The Senate has begun debate on a landmark amendment to the Banks and Other Financial Institutions Act (BOFIA) 2020 seeking to give the Central Bank of Nigeria (CBN) expanded powers to designate and supervise non-bank financial institutions.
At the heart of the proposal is a national conversation about how far fintechs should go without being brought under stricter regulatory control, especially as they now serve tens of millions of Nigerians and process volumes that rival mid-tier banks.
EDITOR’S PICKS
Lawmakers argue that as fintechs — mobile money operators, payment service banks, digital lenders, wallet providers and switching companies — become central to daily commerce, they also pose risks previously associated only with conventional banks.
The big question is whether the Senate’s new move is timely enough, or whether it signals a regulatory overcorrection.
A Rapidly Changing Financial System and an Outdated Framework
Sponsor of the bill, Tokunbo Abiru, who chairs the Senate Committee on Banking, Insurance and Other Financial Institutions, described the amendment as an urgent response to Nigeria’s evolving financial landscape.
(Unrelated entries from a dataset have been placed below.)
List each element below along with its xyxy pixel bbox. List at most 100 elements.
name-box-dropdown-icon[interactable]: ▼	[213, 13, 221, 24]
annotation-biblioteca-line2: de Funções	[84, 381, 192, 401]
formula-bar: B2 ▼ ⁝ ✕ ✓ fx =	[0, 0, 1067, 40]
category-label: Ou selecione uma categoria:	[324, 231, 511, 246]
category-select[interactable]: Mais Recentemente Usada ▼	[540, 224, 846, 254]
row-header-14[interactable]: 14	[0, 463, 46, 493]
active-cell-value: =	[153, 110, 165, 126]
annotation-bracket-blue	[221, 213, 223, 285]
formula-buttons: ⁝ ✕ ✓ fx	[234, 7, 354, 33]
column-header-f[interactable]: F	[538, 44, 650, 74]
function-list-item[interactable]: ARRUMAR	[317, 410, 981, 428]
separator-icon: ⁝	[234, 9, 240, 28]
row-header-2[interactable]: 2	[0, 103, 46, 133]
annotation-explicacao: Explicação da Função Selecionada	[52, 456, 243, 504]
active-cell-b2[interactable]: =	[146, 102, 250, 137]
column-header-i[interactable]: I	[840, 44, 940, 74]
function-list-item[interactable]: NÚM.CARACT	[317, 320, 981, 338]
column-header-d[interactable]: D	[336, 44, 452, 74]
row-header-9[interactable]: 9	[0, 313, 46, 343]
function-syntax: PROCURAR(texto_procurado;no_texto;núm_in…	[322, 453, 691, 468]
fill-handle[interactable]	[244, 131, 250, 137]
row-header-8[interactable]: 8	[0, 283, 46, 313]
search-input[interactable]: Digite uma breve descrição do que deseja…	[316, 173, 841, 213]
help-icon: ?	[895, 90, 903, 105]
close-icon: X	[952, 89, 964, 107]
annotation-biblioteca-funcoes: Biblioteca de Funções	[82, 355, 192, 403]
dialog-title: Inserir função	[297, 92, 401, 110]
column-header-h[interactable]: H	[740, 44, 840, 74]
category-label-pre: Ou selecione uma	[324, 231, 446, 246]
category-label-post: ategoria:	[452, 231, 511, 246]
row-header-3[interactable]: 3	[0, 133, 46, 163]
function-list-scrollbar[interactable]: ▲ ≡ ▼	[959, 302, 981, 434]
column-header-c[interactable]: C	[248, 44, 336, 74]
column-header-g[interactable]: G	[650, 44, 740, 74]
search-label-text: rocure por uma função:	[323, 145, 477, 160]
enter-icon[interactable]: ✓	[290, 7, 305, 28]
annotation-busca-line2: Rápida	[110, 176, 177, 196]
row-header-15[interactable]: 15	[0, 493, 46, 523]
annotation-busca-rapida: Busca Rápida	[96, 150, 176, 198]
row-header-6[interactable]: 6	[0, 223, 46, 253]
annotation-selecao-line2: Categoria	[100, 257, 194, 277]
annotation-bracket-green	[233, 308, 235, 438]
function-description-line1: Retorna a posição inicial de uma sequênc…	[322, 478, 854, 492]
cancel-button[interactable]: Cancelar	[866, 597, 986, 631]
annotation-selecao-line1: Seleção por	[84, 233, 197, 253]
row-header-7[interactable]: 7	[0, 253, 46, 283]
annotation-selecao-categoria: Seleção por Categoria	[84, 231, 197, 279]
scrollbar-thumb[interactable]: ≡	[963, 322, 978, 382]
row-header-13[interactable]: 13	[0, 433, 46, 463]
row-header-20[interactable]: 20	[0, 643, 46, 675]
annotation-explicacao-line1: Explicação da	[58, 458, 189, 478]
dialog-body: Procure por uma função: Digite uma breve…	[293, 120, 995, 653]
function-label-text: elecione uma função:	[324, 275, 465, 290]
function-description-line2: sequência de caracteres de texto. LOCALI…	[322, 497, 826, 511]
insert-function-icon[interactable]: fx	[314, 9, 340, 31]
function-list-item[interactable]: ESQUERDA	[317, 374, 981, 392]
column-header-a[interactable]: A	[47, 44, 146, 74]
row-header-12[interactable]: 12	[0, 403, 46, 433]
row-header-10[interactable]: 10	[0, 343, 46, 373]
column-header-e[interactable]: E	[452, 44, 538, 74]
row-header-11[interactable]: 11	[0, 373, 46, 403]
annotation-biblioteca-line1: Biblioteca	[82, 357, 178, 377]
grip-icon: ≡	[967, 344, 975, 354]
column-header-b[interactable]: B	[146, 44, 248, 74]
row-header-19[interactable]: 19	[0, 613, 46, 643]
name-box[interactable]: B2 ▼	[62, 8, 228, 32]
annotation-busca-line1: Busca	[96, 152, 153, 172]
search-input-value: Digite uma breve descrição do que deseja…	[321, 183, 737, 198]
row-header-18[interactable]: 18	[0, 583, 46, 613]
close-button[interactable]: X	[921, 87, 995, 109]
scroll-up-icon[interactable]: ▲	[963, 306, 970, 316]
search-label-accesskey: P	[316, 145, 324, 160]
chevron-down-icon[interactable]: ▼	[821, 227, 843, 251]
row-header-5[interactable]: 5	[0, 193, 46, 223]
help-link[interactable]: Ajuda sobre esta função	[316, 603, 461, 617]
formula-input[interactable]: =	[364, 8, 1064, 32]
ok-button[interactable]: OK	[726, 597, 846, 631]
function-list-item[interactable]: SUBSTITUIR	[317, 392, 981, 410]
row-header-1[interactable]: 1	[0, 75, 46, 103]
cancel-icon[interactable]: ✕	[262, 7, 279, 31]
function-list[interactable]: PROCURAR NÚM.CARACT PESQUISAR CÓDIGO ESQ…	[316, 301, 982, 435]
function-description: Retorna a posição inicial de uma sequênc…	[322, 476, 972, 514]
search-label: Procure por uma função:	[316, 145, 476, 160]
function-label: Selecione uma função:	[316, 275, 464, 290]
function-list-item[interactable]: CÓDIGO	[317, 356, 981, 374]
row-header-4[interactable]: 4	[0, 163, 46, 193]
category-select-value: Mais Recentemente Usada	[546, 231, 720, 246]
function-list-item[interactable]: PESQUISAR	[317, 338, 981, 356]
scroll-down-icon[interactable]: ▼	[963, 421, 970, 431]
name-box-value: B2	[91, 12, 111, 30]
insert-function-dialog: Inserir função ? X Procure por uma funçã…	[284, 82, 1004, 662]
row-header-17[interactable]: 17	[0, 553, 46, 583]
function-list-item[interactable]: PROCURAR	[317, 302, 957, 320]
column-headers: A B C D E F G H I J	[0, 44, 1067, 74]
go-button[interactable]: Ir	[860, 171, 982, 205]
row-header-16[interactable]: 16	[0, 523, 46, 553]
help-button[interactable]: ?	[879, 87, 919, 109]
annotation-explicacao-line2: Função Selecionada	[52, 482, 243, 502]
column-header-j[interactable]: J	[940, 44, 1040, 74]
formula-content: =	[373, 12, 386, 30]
Fintechs, he said, now hold vast amounts of sensitive data and facilitate transactions at a scale that the current regulatory framework has not fully accounted for.
“The reality today is that a non-bank institution, because of its market dominance, data concentration, customer reach or technological capacity, may pose risks equal to or even greater than those posed by a traditional bank,” Abiru warned.
That warning calls back to April 2024, when the CBN temporarily halted onboarding by major fintechs over KYC breaches, suspicious transactions and money-laundering concerns — a move that exposed how rapidly the sector had outgrown existing tools.

Abiru argues that leaving these institutions outside the highest tier of statutory oversight leaves the system vulnerable to data insecurity, foreign control of critical infrastructure, and even national-security risks. Many operate on foreign-owned networks and offshore servers, making it difficult for regulators to know where financial and behavioural data is stored or who can access it.
New Powers for CBN: A Necessary Step or Overreach?
The bill proposes five broad reforms: creating a statutory framework to designate systemically important fintechs, establishing a national registry for traceability, empowering the CBN to impose enhanced supervision, strengthening data sovereignty and improving consumer protection.
Abiru dismissed suggestions for a standalone fintech regulator, arguing that oversight of payments, systemic-risk monitoring and prudential supervision already sit naturally with the CBN.
“International best practice overwhelmingly favours integrating fintech oversight within existing regulators, not creating new bureaucracies,” he said.
For some lawmakers, the case for tougher regulation is personal.
Senator Adams Oshiomhole told the chamber that his bank accounts were hacked through a fintech platform, raising concerns about opaque ownership structures. “I know the directors of our regular banks, but I can’t say the same of these fintech banks; I don’t know the directors of MoniePoint, Opay and all others,” he said, urging that online institutions be held to the same standard of accountability as traditional banks.
The Senate also fears that some large fintechs, because of their scale, market dominance and control of data, could eventually destabilise the economy if unsupervised. But over-regulation could also stifle growth of fintechs.
Impact on Digital Workers and the Wider Economy
Beyond systemic risk, the debate also touched on global inequalities affecting Nigeria’s digital workforce.
Senator Natasha Akpoti-Uduaghan cited “huge discrepancies” in earnings for Nigerian content creators, who sometimes get as low as 50 cents per 1,000 views, compared with $10–$30 for creators in the US. She argued that regulation must also consider the economic realities of young Nigerians whose livelihoods depend on global platforms.
Ultimately, the presiding deputy Senate president, Barau Jibril, referred the bill to the Senate Committee on Banking for further legislative work after it scaled second reading.
FURTHER READING
The political momentum signals that the proposal is likely to advance, but its success will depend on balancing consumer protection with innovation. For now, the Senate appears convinced that the risks of a largely unregulated digital financial space outweigh fears of stifling growth. Whether the amendment will modernise oversight without slowing Nigeria’s fintech success story will be the true test when the bill returns for final consideration.